1. Xiangya Hospital Central South University
From: Chinese Journal of Contemporary Pediatrics 2001;3(1):6-10
CountryChina
Language:Chinese
Abstract: Objective　To study the survival motor neuron (SMN) gene exon 7 and 8 and neuronal apoptosis inhibitory protein (NAIP) gene exon 5 and 6 in Chinese patients with Type Ⅰ～Ⅲ SMA, and to confirm the relationship between the deletions of SMN and NAIP genes with SMA phenotype. Methods　PCR and PCR-enzyme methods were used to detect the deletions of NAIP gene exon 5 and 6 and SMN gene exon 7 and 8 in 15 SMA (Ⅰ～Ⅲ) patients, 20 healthy relatives and 30 normal controls.
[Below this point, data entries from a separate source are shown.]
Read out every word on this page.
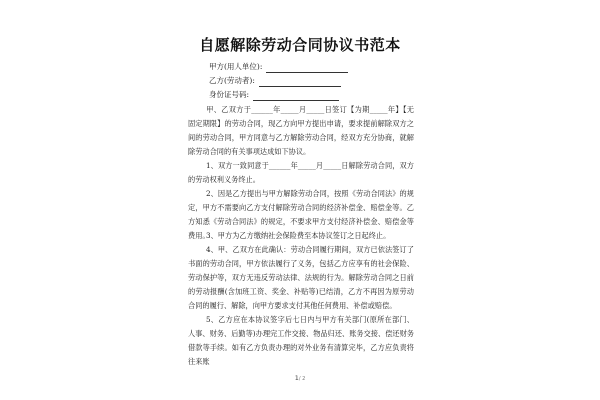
自愿解除劳动合同协议书范本
甲方(用人单位):
乙方(劳动者):
身份证号码:

甲、乙双方于______年_____月_____日签订【为期_____年】【无固定期限】的劳动合同，现乙方向甲方提出申请，要求提前解除双方之间的劳动合同，甲方同意与乙方解除劳动合同，经双方充分协商，就解除劳动合同的有关事项达成如下协议。

1、双方一致同意于______年_____月_____日解除劳动合同，双方的劳动权利义务终止。

2、因是乙方提出与甲方解除劳动合同，按照《劳动合同法》的规定，甲方不需要向乙方支付解除劳动合同的经济补偿金、赔偿金等。乙方知悉《劳动合同法》的规定，不要求甲方支付经济补偿金、赔偿金等费用。

3、甲方为乙方缴纳社会保险费至本协议签订之日起终止。

4、甲、乙双方在此确认：劳动合同履行期间，双方已依法签订了书面的劳动合同，甲方依法履行了义务，包括乙方应享有的社会保险、劳动保护等，双方无违反劳动法律、法规的行为。解除劳动合同之日前的劳动报酬(含加班工资、奖金、补贴等)已结清，乙方不再因为原劳动合同的履行、解除，向甲方要求支付其他任何费用、补偿或赔偿。

5、乙方应在本协议签字后七日内与甲方有关部门(原所在部门、人事、财务、后勤等)办理完工作交接、物品归还、账务交接、偿还财务借款等手续。如有乙方负责办理的对外业务有清算完毕，乙方应负责将往来账

1/ 2
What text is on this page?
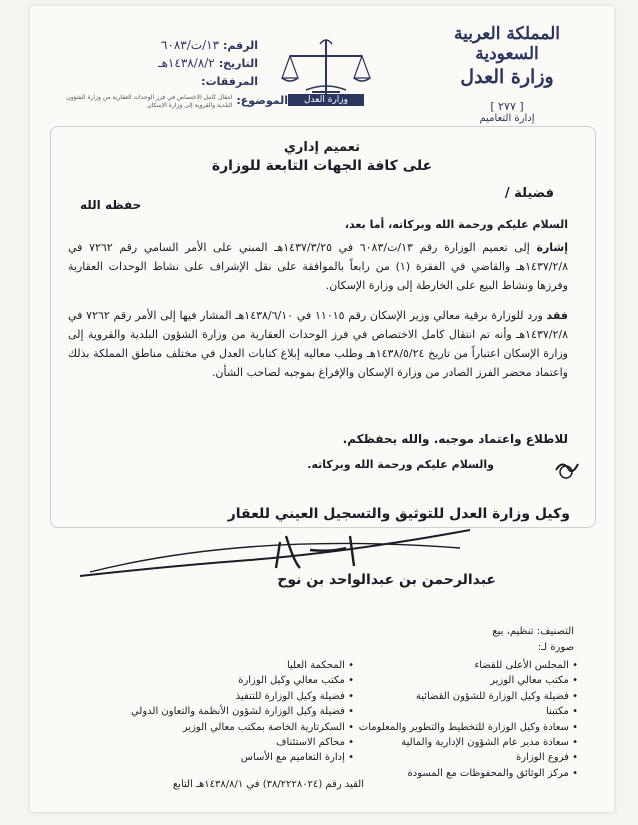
المملكة العربية السعودية
وزارة العدل
[ ٢٧٧ ]
إدارة التعاميم
وزارة العدل
الرقم:
١٣/ت/٦٠٨٣
التاريخ:
١٤٣٨/٨/٢هـ
المرفقات:
الموضوع:
انتقال كامل الاختصاص في فرز الوحدات العقارية من وزارة الشؤون البلدية والقروية إلى وزارة الإسكان
تعميم إداري
على كافة الجهات التابعة للوزارة
فضيلة /
حفظه الله
السلام عليكم ورحمة الله وبركاته، أما بعد،
إشارة إلى تعميم الوزارة رقم ١٣/ت/٦٠٨٣ في ١٤٣٧/٣/٢٥هـ المبني على الأمر السامي رقم ٧٢٦٢ في ١٤٣٧/٢/٨هـ والقاضي في الفقرة (١) من رابعاً بالموافقة على نقل الإشراف على نشاط الوحدات العقارية وفرزها ونشاط البيع على الخارطة إلى وزارة الإسكان.
فقد ورد للوزارة برقية معالي وزير الإسكان رقم ١١٠١٥ في ١٤٣٨/٦/١٠هـ المشار فيها إلى الأمر رقم ٧٢٦٢ في ١٤٣٧/٢/٨هـ وأنه تم انتقال كامل الاختصاص في فرز الوحدات العقارية من وزارة الشؤون البلدية والقروية إلى وزارة الإسكان اعتباراً من تاريخ ١٤٣٨/٥/٢٤هـ وطلب معاليه إبلاغ كتابات العدل في مختلف مناطق المملكة بذلك واعتماد محضر الفرز الصادر من وزارة الإسكان والإفراغ بموجبه لصاحب الشأن.
للاطلاع واعتماد موجبه. والله يحفظكم.
والسلام عليكم ورحمة الله وبركاته.
وكيل وزارة العدل للتوثيق والتسجيل العيني للعقار
عبدالرحمن بن عبدالواحد بن نوح
التصنيف: تنظيم، بيع
صورة لـ:
• المجلس الأعلى للقضاء
• مكتب معالي الوزير
• فضيلة وكيل الوزارة للشؤون القضائية
• مكتبنا
• سعادة وكيل الوزارة للتخطيط والتطوير والمعلومات
• سعادة مدير عام الشؤون الإدارية والمالية
• فروع الوزارة
• مركز الوثائق والمحفوظات مع المسودة
• المحكمة العليا
• مكتب معالي وكيل الوزارة
• فضيلة وكيل الوزارة للتنفيذ
• فضيلة وكيل الوزارة لشؤون الأنظمة والتعاون الدولي
• السكرتارية الخاصة بمكتب معالي الوزير
• محاكم الاستئناف
• إدارة التعاميم مع الأساس
القيد رقم (٣٨/٢٢٢٨٠٢٤) في ١٤٣٨/٨/١هـ التابع
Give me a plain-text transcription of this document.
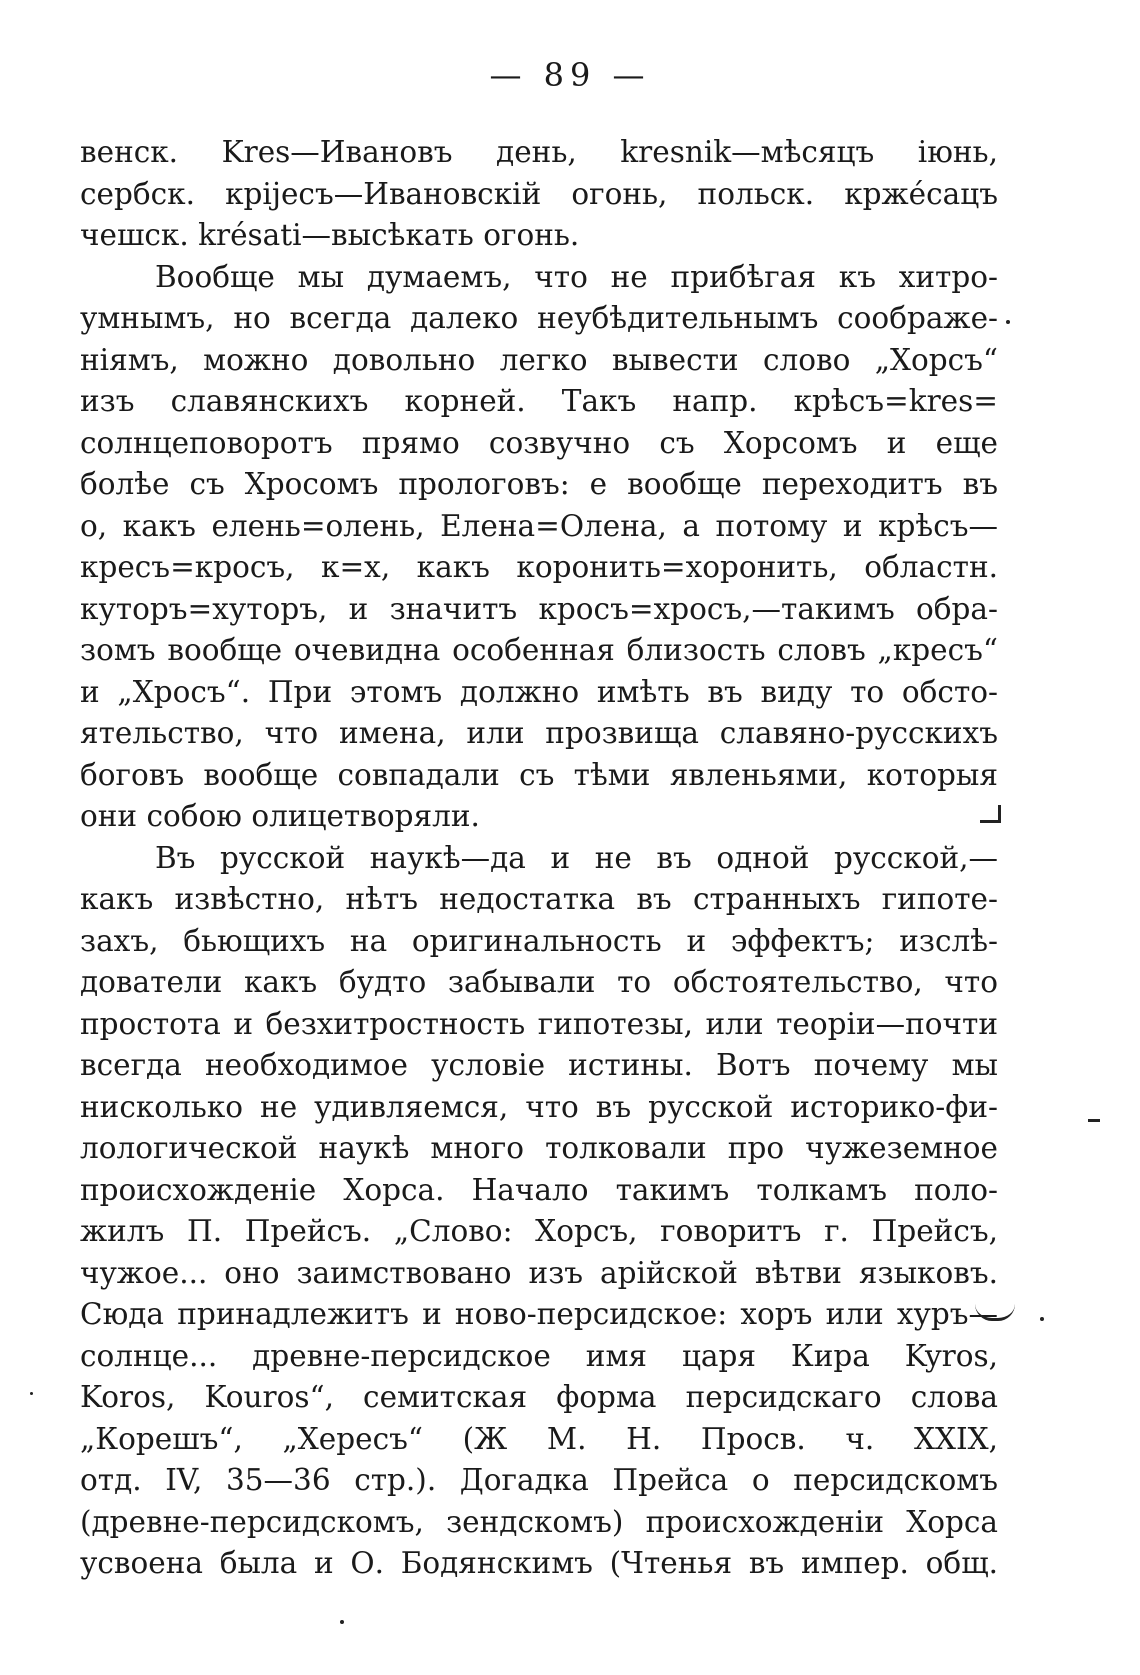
— 89 —
венск. Kres—Ивановъ день, kresnik—мѣсяцъ іюнь,
сербск. крijесъ—Ивановскій огонь, польск. кржéсацъ
чешск. krésati—высѣкать огонь.
Вообще мы думаемъ, что не прибѣгая къ хитро-
умнымъ, но всегда далеко неубѣдительнымъ соображе-
ніямъ, можно довольно легко вывести слово „Хорсъ“
изъ славянскихъ корней. Такъ напр. крѣсъ=kres=
солнцеповоротъ прямо созвучно съ Хорсомъ и еще
болѣе съ Хросомъ прологовъ: е вообще переходитъ въ
о, какъ елень=олень, Елена=Олена, а потому и крѣсъ—
кресъ=кросъ, к=х, какъ коронить=хоронить, областн.
куторъ=хуторъ, и значитъ кросъ=хросъ,—такимъ обра-
зомъ вообще очевидна особенная близость словъ „кресъ“
и „Хросъ“. При этомъ должно имѣть въ виду то обсто-
ятельство, что имена, или прозвища славяно-русскихъ
боговъ вообще совпадали съ тѣми явленьями, которыя
они собою олицетворяли.
Въ русской наукѣ—да и не въ одной русской,—
какъ извѣстно, нѣтъ недостатка въ странныхъ гипоте-
захъ, бьющихъ на оригинальность и эффектъ; изслѣ-
дователи какъ будто забывали то обстоятельство, что
простота и безхитростность гипотезы, или теоріи—почти
всегда необходимое условіе истины. Вотъ почему мы
нисколько не удивляемся, что въ русской историко-фи-
лологической наукѣ много толковали про чужеземное
происхожденіе Хорса. Начало такимъ толкамъ поло-
жилъ П. Прейсъ. „Слово: Хорсъ, говоритъ г. Прейсъ,
чужое... оно заимствовано изъ арійской вѣтви языковъ.
Сюда принадлежитъ и ново-персидское: хоръ или хуръ—
солнце... древне-персидское имя царя Кира Kyros,
Koros, Kouros“, семитская форма персидскаго слова
„Корешъ“, „Хересъ“ (Ж М. Н. Просв. ч. XXIX,
отд. IV, 35—36 стр.). Догадка Прейса о персидскомъ
(древне-персидскомъ, зендскомъ) происхожденіи Хорса
усвоена была и О. Бодянскимъ (Чтенья въ импер. общ.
Results　Deletions of exon 7 and 8 of the telomeric SMN gene were 4/4, 2/3, 1/8 in Type Ⅰ, Ⅱ, Ⅲ SMA patients, respectively. One patient with Type Ⅱ lacked exon 7 but retained exon 8. No deletion was found in the controls (0/50). No deletion of exon 5 and 6 of the NAIP gene was detected in the patients, healthy relatives and controls. Conclusions　Deletions of SMN gene exon 7 and 8 examined by PCR-enzyme digestion could be recommended as an accurate gene diagnostic method for SMA with Type Ⅰ and Ⅱ. However, the method was not as useful in Type Ⅲ as in Ⅰ and Ⅱ for the diagnosis of SMA. The frequency of NAIP deletion was lower in Chinese SMA patients.